超声神经调节显示出治疗神经系统疾病的希望，但潜在的机制尚不清楚。在这里，我们开发了一种集成的表面声波（SAW）超声芯片，可以同时对培养的海马神经元进行电生理记录和Ca2+成像，以研究超声刺激下神经元的兴奋性和突触传递。这项研究首次揭示了声呐超声诱导的三种不同的神经元反应模式：表现为快速激活的即时反应，几分钟后表现为促进的延迟反应，以及维持基线活动的无反应。超声刺激增加动作电位放电，增强兴奋性突触后电流，提高细胞内Ca2+水平。这些影响依赖于细胞外Ca2+内流，主要由l型Ca2+通道主导。我们的研究结果表明，基于细胞内Ca2+水平和l型Ca2+通道活性，单个神经元对SAW超声刺激表现出异质反应。这种综合方法为超声神经调节的细胞机制提供了新的见解，同时强调了SAW技术在精确的、细胞类型特异性神经控制方面的潜力。
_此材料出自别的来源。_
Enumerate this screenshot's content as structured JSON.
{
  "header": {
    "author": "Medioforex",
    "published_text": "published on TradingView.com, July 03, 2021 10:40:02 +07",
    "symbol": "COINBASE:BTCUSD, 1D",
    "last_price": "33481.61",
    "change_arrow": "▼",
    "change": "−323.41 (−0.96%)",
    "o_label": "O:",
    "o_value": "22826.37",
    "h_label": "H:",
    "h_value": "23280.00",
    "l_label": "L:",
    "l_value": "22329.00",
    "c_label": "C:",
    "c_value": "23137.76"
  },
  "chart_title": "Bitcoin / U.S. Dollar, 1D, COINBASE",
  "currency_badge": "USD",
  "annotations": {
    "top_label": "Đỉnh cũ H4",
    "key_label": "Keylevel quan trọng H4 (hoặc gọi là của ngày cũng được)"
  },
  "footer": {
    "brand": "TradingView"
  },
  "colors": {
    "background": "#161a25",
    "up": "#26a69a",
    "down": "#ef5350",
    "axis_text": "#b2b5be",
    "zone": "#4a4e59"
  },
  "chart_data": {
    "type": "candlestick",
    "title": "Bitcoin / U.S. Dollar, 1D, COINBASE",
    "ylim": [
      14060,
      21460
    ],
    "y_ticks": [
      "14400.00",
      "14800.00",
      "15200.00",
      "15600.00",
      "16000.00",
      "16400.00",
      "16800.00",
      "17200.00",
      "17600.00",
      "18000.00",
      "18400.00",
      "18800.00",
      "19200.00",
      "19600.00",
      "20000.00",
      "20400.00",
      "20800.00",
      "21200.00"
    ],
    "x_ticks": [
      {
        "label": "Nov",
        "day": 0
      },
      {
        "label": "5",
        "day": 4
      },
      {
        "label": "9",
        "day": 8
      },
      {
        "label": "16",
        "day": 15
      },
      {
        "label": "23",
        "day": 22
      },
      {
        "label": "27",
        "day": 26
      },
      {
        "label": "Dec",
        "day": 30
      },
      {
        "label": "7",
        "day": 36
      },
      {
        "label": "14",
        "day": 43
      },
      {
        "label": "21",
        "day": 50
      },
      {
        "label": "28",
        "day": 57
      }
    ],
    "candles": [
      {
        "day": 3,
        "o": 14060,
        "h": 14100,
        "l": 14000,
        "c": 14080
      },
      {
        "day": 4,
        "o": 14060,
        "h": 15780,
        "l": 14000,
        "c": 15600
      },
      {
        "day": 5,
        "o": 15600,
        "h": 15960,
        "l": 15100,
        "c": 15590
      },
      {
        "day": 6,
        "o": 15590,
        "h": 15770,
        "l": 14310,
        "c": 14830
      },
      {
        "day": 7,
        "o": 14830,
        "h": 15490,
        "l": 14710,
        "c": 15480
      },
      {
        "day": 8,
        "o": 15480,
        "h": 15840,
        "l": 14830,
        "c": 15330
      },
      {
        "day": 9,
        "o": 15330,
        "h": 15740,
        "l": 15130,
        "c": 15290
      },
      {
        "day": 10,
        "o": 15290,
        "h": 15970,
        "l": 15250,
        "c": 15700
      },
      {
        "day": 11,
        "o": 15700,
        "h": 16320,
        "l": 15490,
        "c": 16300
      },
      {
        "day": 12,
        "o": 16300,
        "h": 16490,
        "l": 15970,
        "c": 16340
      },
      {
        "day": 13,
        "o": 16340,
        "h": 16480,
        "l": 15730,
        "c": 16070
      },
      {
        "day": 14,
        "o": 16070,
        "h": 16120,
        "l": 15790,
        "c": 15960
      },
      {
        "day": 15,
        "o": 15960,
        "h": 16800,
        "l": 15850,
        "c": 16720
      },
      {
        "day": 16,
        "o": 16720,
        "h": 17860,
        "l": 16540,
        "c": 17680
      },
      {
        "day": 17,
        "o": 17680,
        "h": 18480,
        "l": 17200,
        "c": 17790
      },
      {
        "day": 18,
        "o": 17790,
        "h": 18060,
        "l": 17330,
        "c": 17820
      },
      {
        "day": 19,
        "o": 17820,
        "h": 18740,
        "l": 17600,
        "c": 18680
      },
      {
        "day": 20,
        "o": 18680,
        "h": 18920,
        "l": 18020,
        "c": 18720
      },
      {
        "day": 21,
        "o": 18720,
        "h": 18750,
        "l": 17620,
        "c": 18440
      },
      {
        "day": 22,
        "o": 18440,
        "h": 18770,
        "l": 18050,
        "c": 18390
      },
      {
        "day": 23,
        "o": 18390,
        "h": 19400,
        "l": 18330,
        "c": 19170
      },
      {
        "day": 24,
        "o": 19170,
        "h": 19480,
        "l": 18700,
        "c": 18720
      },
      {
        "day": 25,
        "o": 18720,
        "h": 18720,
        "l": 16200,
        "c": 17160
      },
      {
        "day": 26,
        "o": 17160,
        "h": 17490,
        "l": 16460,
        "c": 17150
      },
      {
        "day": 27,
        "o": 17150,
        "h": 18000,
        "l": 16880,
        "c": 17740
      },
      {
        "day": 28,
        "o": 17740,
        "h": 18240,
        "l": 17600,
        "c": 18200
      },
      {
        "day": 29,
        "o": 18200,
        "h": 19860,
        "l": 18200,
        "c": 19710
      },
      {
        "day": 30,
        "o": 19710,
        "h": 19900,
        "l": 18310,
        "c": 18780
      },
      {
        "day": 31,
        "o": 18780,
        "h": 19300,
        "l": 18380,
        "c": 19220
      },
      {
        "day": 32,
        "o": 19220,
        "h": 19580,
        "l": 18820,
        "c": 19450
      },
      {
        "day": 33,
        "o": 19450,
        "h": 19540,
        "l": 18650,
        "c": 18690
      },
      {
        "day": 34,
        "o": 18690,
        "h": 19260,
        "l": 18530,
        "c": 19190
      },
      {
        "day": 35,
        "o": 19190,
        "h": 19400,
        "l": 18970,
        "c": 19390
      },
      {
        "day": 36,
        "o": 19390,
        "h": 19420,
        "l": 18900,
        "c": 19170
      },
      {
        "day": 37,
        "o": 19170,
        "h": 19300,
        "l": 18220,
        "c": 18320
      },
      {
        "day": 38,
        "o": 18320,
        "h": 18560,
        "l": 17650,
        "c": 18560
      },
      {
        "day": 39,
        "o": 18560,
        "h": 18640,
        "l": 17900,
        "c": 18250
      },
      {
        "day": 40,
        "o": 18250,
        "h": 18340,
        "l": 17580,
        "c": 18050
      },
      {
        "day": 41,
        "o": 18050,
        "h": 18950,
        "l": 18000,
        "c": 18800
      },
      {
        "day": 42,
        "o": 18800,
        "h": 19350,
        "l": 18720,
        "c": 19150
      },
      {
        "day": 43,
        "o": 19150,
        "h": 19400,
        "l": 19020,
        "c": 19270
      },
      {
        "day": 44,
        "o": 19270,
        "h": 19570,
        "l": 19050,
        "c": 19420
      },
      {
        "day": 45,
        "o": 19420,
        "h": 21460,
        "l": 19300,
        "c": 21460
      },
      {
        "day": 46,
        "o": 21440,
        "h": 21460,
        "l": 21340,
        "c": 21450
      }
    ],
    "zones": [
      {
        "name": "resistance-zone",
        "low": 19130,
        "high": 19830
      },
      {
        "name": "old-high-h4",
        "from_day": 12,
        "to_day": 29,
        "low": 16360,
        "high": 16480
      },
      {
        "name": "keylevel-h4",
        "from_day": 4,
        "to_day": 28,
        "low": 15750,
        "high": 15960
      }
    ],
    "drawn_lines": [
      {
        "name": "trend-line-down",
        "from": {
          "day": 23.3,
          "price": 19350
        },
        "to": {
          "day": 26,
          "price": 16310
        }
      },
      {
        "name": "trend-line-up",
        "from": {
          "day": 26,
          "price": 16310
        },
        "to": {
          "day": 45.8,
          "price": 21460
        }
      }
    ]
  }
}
本文章由计算机程序翻译，如有差异，请以英文原文为准。

求助全文

约1分钟内获得全文求助全文

来源期刊

Neuroscience bulletin NEUROSCIENCES-

CiteScore

7.20

自引率

16.10%

发文量

163

审稿时长

6-12 weeks

期刊介绍： Neuroscience Bulletin (NB), the official journal of the Chinese Neuroscience Society, is published monthly by Shanghai Institutes for Biological Sciences (SIBS), Chinese Academy of Sciences (CAS) and Springer. NB aims to publish research advances in the field of neuroscience and promote exchange of scientific ideas within the community. The journal publishes original papers on various topics in neuroscience and focuses on potential disease implications on the nervous system. NB welcomes research contributions on molecular, cellular, or developmental neuroscience using multidisciplinary approaches and functional strategies. We feature full-length original articles, reviews, methods, letters to the editor, insights, and research highlights. As the official journal of the Chinese Neuroscience Society, which currently has more than 12,000 members in China, NB is devoted to facilitating communications between Chinese neuroscientists and their international colleagues. The journal is recognized as the most influential publication in neuroscience research in China.